I grew up in Salt Lake City, Utah and struggled with being a Mormon my whole childhood because my parents were pretty strict (no t.v., no swimming, or riding bikes on Sundays) and I hated the idea of polygamy in the early church history--it always felt so wrong to me even as a child. So I went through a rebellious period in my teens. I started dating my now husband at the age of 16 and my parents hated him because he wasn't Mormon. I'm happy to say we have been married for almost 12 years and have 3 wonderful kids. I think my parents now see what I see in him… a great guy.
After settling down with family life, I attended Mormon Church almost every Sunday and was a primary teacher for 2 years. Although I still had issues with the church, I really wanted to be right with God. I wanted to believe the church really was the only complete and true church on earth. I often felt sad because the church teaches that for a woman to achieve eternal life with God in the celestial kingdom, I had to be married and sealed in the temple to a worthy priesthood holder...which I was not. I falsely believed my salvation and eternal reward depended on the man I was married to.
It was after my 3rd child that I wholeheartedly started searching for truth. Someone anonymously left a booklet on my porch that was written by the Tanners of www.utlm.org and I read it 3 times. Then I visited their website a few times, but I still resisted accepting what I was reading. Then I read the book The Divinci Code, which sparked my interested in researching early Christianity, and I ended up veraciously studying everything about early Mormonism and Freemasonry as well. I found a really good friend Melissa Thiring on the internet through her Gospel Help website and she prayed for me, virtually "held my hand," and answered many of my questions about Bible passages that were twisted and misinterpreted because of Mormon false teaching etc.

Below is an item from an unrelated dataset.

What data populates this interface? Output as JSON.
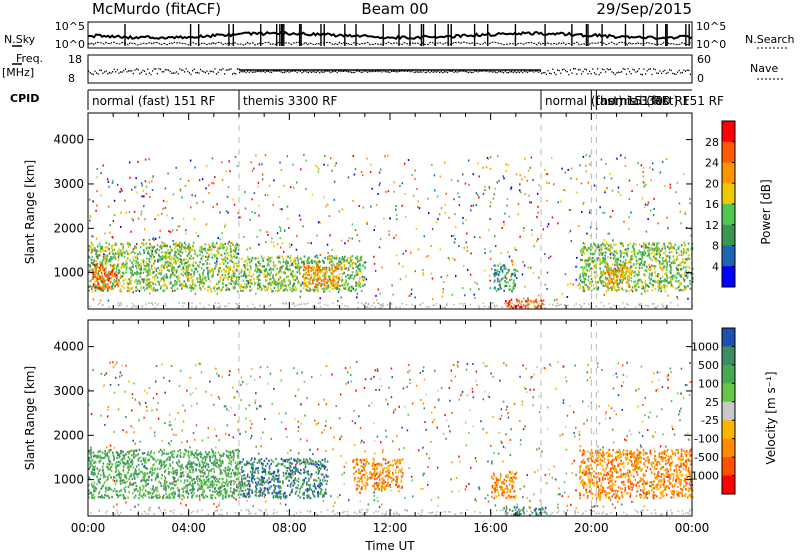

I feel that many Mormons are under a "dark spiritual power" that blinds them from truth. I really struggled internally to let go of comfortable traditions and tell my parents and siblings what I'd come to know. I felt guilty and wondered if I was being deceived by Satan. My parents were really offended when I finally told them the wonderful truths God had revealed to me. Hurray! Like the blind man, the scales were removed from my eyes. But when I emailed them a bunch of scriptures from the Bible to back up what I'd been trying to tell them, they said I was quoting from anti-Mormon literature!! I was blown away because I was so careful to only use GOD’S WORD.
Now I eagerly study the Bible, and as scripture says, I worship God in spirit and in TRUTH. When Mormon missionaries come to the door asking for me by name, I love to tell them how absolutely positive I am that the Bible is the only inspired word of God, and that Jesus was and is the final prophet and word of God... no new revelations required to add to the faith once delivered to the saints (Jude 3). I thank God for shaking me out of my zombie existence of merely knowing about Him in the most general of ways and leading me into an incredible, personal relationship with Him in Christ.